A narrativa do centenário também traz revelações, como a origem do nome do setor Jaó. “Depois daquela exploração do local, do terreno, veio a exploração do rio Meia Ponte, lá no local da cachoeira que chamava Jaó, por causa de um corguinho que tinha do outro lado do rio, lá tinha muito jaó, um passarinho nabuco, metade de uma galinha, [sic] brabo pra danar, brabo que é uma coisa esquisita. Aí ficou com o nome de Jaó a vida inteira, do começo, muitos anos atrás”, conta.

Ele também narra que o próximo passo foi distribuir o espaço e construir as casas na área que viria a se tornar a cidade que conhecemos hoje. O processo teve início na região entre a avenida Anhanguera e a Paranaíba. “Bem ali, pra cima uns cem metros, começou a fazer as casas, tudo de tábua.
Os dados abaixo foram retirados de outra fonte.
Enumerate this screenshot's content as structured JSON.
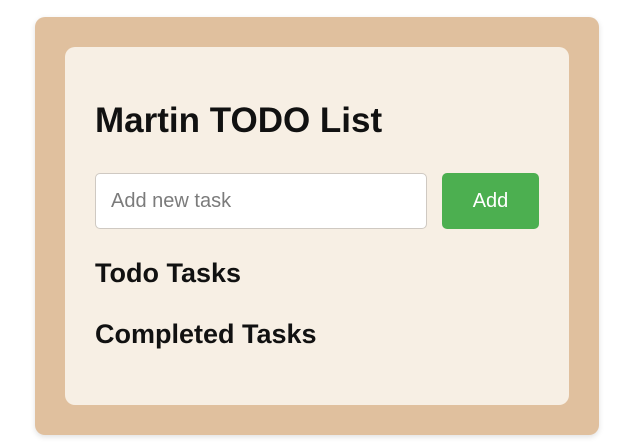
{
  "app": {
    "title": "Martin TODO List"
  },
  "task_entry": {
    "input_value": "",
    "input_placeholder": "Add new task",
    "add_label": "Add"
  },
  "sections": {
    "todo_heading": "Todo Tasks",
    "completed_heading": "Completed Tasks"
  },
  "colors": {
    "frame": "#e0c09e",
    "card": "#f7efe4",
    "accent": "#4caf50"
  }
}
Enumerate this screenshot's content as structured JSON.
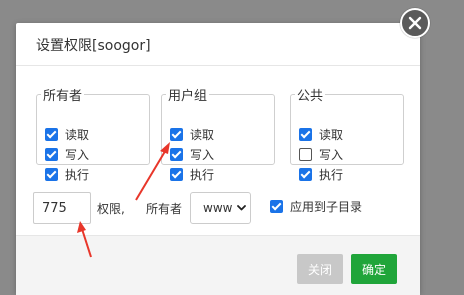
{
  "dialog": {
    "title": "设置权限[soogor]"
  },
  "groups": [
    {
      "legend": "所有者",
      "items": [
        {
          "label": "读取",
          "checked": true
        },
        {
          "label": "写入",
          "checked": true
        },
        {
          "label": "执行",
          "checked": true
        }
      ]
    },
    {
      "legend": "用户组",
      "items": [
        {
          "label": "读取",
          "checked": true
        },
        {
          "label": "写入",
          "checked": true
        },
        {
          "label": "执行",
          "checked": true
        }
      ]
    },
    {
      "legend": "公共",
      "items": [
        {
          "label": "读取",
          "checked": true
        },
        {
          "label": "写入",
          "checked": false
        },
        {
          "label": "执行",
          "checked": true
        }
      ]
    }
  ],
  "permission": {
    "value": "775",
    "suffix_label": "权限,",
    "owner_label": "所有者",
    "owner_value": "www"
  },
  "apply_sub": {
    "label": "应用到子目录",
    "checked": true
  },
  "buttons": {
    "close": "关闭",
    "confirm": "确定"
  },
  "colors": {
    "accent_checkbox": "#1a73e8",
    "confirm_button": "#20a53a",
    "annotation_arrow": "#e8362a"
  }
}
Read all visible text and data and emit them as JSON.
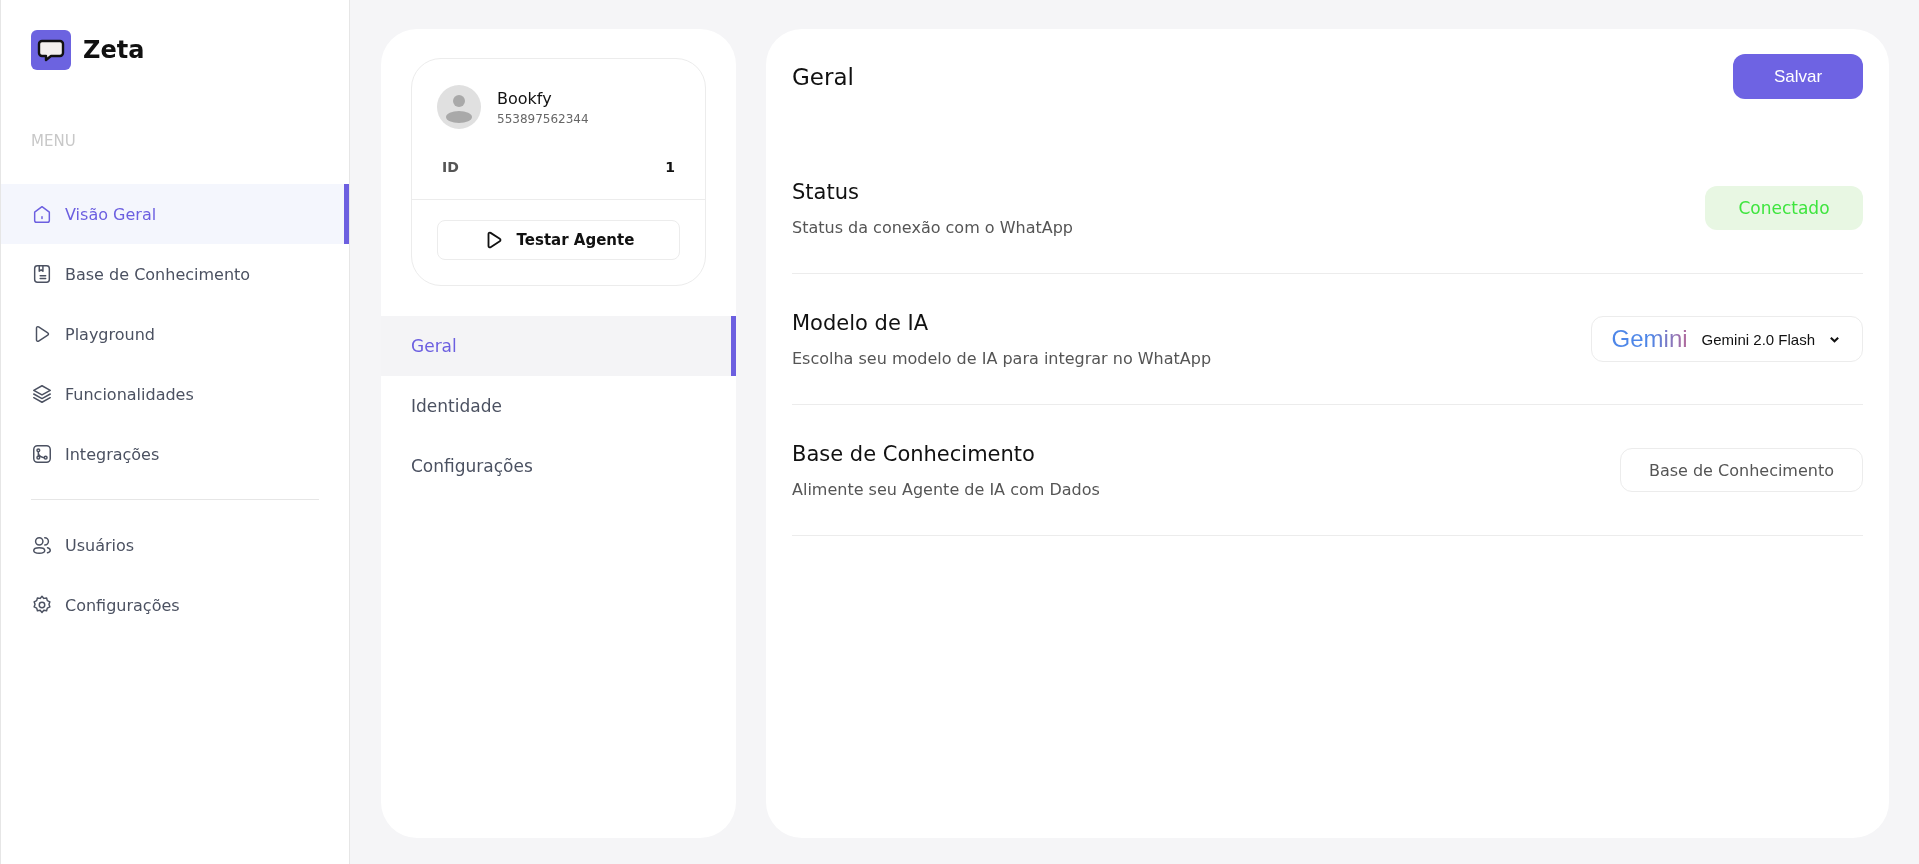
{
  "sidebar": {
    "brand": "Zeta",
    "section_label": "MENU",
    "items": [
      {
        "label": "Visão Geral",
        "selected": true
      },
      {
        "label": "Base de Conhecimento",
        "selected": false
      },
      {
        "label": "Playground",
        "selected": false
      },
      {
        "label": "Funcionalidades",
        "selected": false
      },
      {
        "label": "Integrações",
        "selected": false
      }
    ],
    "bottom_items": [
      {
        "label": "Usuários",
        "selected": false
      },
      {
        "label": "Configurações",
        "selected": false
      }
    ]
  },
  "agent": {
    "name": "Bookfy",
    "phone": "553897562344",
    "id_label": "ID",
    "id_value": "1",
    "test_button": "Testar Agente"
  },
  "agent_tabs": [
    {
      "label": "Geral",
      "selected": true
    },
    {
      "label": "Identidade",
      "selected": false
    },
    {
      "label": "Configurações",
      "selected": false
    }
  ],
  "panel": {
    "title": "Geral",
    "save_button": "Salvar",
    "rows": [
      {
        "kind": "status",
        "title": "Status",
        "description": "Status da conexão com o WhatApp",
        "value": "Conectado"
      },
      {
        "kind": "select",
        "title": "Modelo de IA",
        "description": "Escolha seu modelo de IA para integrar no WhatApp",
        "logo": "Gemini",
        "value": "Gemini 2.0 Flash"
      },
      {
        "kind": "button",
        "title": "Base de Conhecimento",
        "description": "Alimente seu Agente de IA com Dados",
        "value": "Base de Conhecimento"
      }
    ]
  }
}
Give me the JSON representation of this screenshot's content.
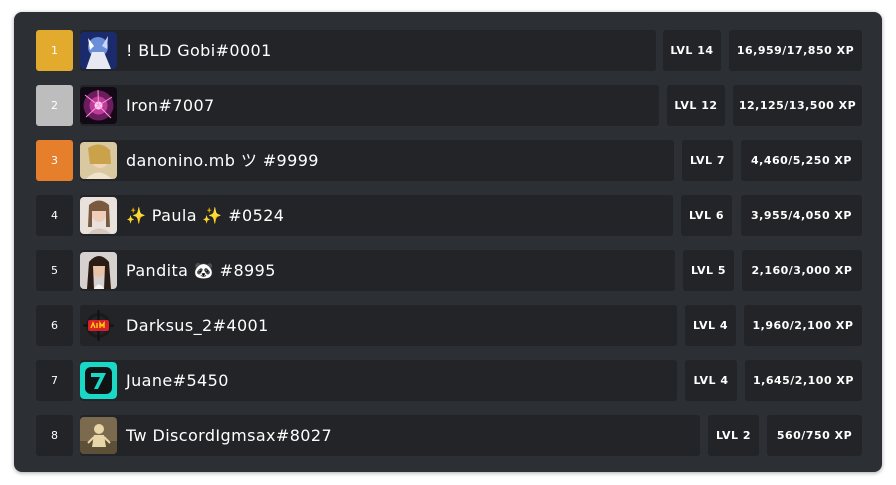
{
  "leaderboard": {
    "rows": [
      {
        "rank": "1",
        "name": "! BLD Gobi",
        "tag": "#0001",
        "level": "LVL 14",
        "xp": "16,959/17,850 XP"
      },
      {
        "rank": "2",
        "name": "Iron",
        "tag": "#7007",
        "level": "LVL 12",
        "xp": "12,125/13,500 XP"
      },
      {
        "rank": "3",
        "name": "danonino.mb ツ",
        "tag": "#9999",
        "level": "LVL 7",
        "xp": "4,460/5,250 XP"
      },
      {
        "rank": "4",
        "name": "✨ Paula ✨",
        "tag": "#0524",
        "level": "LVL 6",
        "xp": "3,955/4,050 XP"
      },
      {
        "rank": "5",
        "name": "Pandita 🐼",
        "tag": "#8995",
        "level": "LVL 5",
        "xp": "2,160/3,000 XP"
      },
      {
        "rank": "6",
        "name": "Darksus_2",
        "tag": "#4001",
        "level": "LVL 4",
        "xp": "1,960/2,100 XP"
      },
      {
        "rank": "7",
        "name": "Juane",
        "tag": "#5450",
        "level": "LVL 4",
        "xp": "1,645/2,100 XP"
      },
      {
        "rank": "8",
        "name": "Tw DiscordIgmsax",
        "tag": "#8027",
        "level": "LVL 2",
        "xp": "560/750 XP"
      }
    ]
  },
  "colors": {
    "panel": "#2c2f33",
    "cell": "#222427",
    "gold": "#e3ab2e",
    "silver": "#bdbdbd",
    "bronze": "#e57f2c",
    "text": "#ffffff"
  }
}
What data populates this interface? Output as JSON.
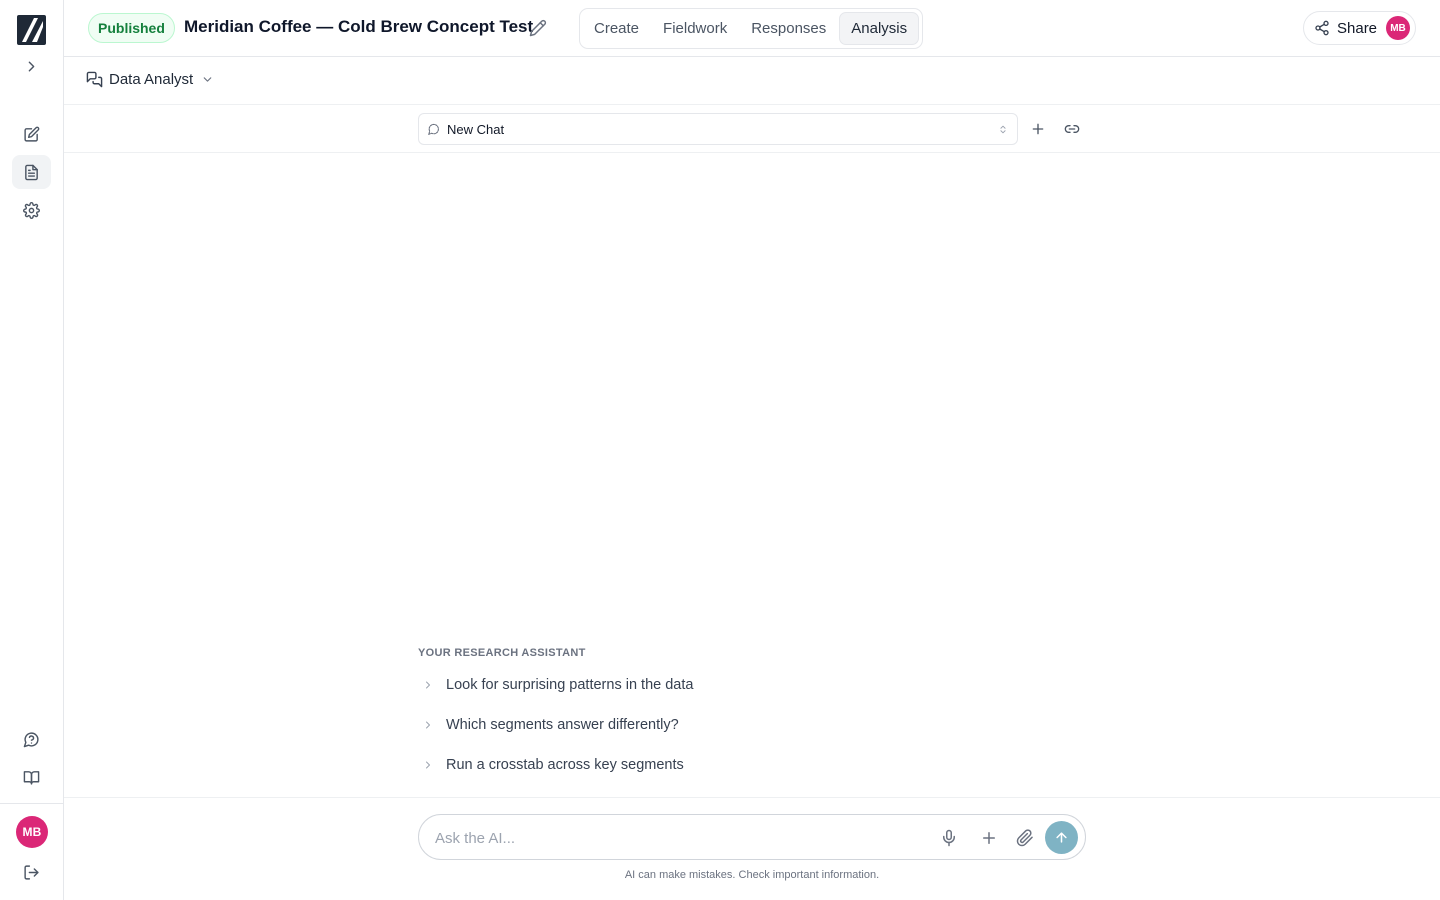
{
  "header": {
    "status": "Published",
    "title": "Meridian Coffee — Cold Brew Concept Test",
    "tabs": [
      {
        "label": "Create"
      },
      {
        "label": "Fieldwork"
      },
      {
        "label": "Responses"
      },
      {
        "label": "Analysis",
        "active": true
      }
    ],
    "share_label": "Share",
    "user_initials": "MB"
  },
  "sidebar": {
    "user_initials": "MB",
    "icons": [
      "chevron-right-icon",
      "edit-icon",
      "document-icon",
      "gear-icon",
      "help-icon",
      "book-icon",
      "logout-icon"
    ]
  },
  "agent": {
    "name": "Data Analyst"
  },
  "chat": {
    "selected": "New Chat"
  },
  "assistant": {
    "label": "YOUR RESEARCH ASSISTANT",
    "suggestions": [
      "Look for surprising patterns in the data",
      "Which segments answer differently?",
      "Run a crosstab across key segments"
    ]
  },
  "composer": {
    "placeholder": "Ask the AI...",
    "disclaimer": "AI can make mistakes. Check important information."
  },
  "colors": {
    "accent": "#7fb3c4",
    "avatar": "#db2777",
    "status_green": "#15803d"
  }
}
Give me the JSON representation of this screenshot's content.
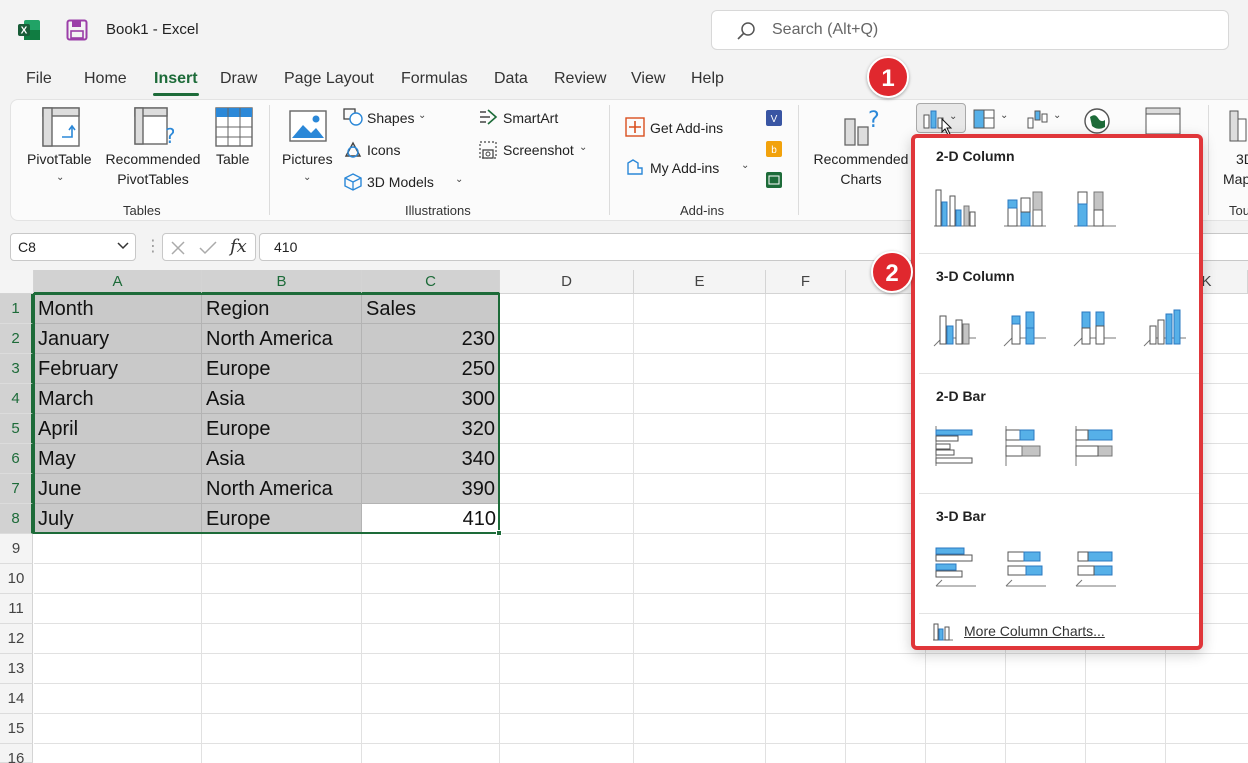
{
  "titlebar": {
    "doc_title": "Book1  -  Excel",
    "search_placeholder": "Search (Alt+Q)",
    "app_icon": "excel-logo-icon",
    "save_icon": "save-icon"
  },
  "tabs": [
    "File",
    "Home",
    "Insert",
    "Draw",
    "Page Layout",
    "Formulas",
    "Data",
    "Review",
    "View",
    "Help"
  ],
  "active_tab": "Insert",
  "ribbon": {
    "tables": {
      "group": "Tables",
      "pivot_table": "PivotTable",
      "recommended_pivot_line1": "Recommended",
      "recommended_pivot_line2": "PivotTables",
      "table": "Table"
    },
    "illustrations": {
      "group": "Illustrations",
      "pictures": "Pictures",
      "shapes": "Shapes",
      "icons": "Icons",
      "models": "3D Models",
      "smartart": "SmartArt",
      "screenshot": "Screenshot"
    },
    "addins": {
      "group": "Add-ins",
      "get": "Get Add-ins",
      "my": "My Add-ins"
    },
    "charts": {
      "recommended_line1": "Recommended",
      "recommended_line2": "Charts"
    },
    "partial_3d_line1": "3D",
    "partial_3d_line2": "Map",
    "partial_tours": "Tou"
  },
  "formula_bar": {
    "name_box": "C8",
    "value": "410",
    "fx": "fx"
  },
  "columns": [
    "A",
    "B",
    "C",
    "D",
    "E",
    "F",
    "",
    "K"
  ],
  "rows": [
    "1",
    "2",
    "3",
    "4",
    "5",
    "6",
    "7",
    "8",
    "9",
    "10",
    "11",
    "12",
    "13",
    "14",
    "15",
    "16"
  ],
  "sheet": {
    "header": [
      "Month",
      "Region",
      "Sales"
    ],
    "data": [
      [
        "January",
        "North America",
        "230"
      ],
      [
        "February",
        "Europe",
        "250"
      ],
      [
        "March",
        "Asia",
        "300"
      ],
      [
        "April",
        "Europe",
        "320"
      ],
      [
        "May",
        "Asia",
        "340"
      ],
      [
        "June",
        "North America",
        "390"
      ],
      [
        "July",
        "Europe",
        "410"
      ]
    ]
  },
  "callouts": [
    "1",
    "2"
  ],
  "dropdown": {
    "sections": [
      "2-D Column",
      "3-D Column",
      "2-D Bar",
      "3-D Bar"
    ],
    "more_link": "More Column Charts...",
    "colors": {
      "bar_blue": "#56b0e8",
      "bar_gray": "#c4c4c4",
      "outline": "#e0363a"
    }
  },
  "colors": {
    "accent_green": "#1d6b39",
    "selection_fill": "#c9c9c9",
    "callout_red": "#e0282e"
  }
}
E lá no alto, inventaram lá um negócio, isso foi plano da mulher do governador, separaram uma área e colocou o nome de Vila Nova. Então vinha frota de pessoal da Bahia, de cinquenta famílias, a pé, com os jegues, trazendo os meninos e a muambinha de convivência. Colocaram o nome de Vila Nova, é Vila Nova até hoje”, diz.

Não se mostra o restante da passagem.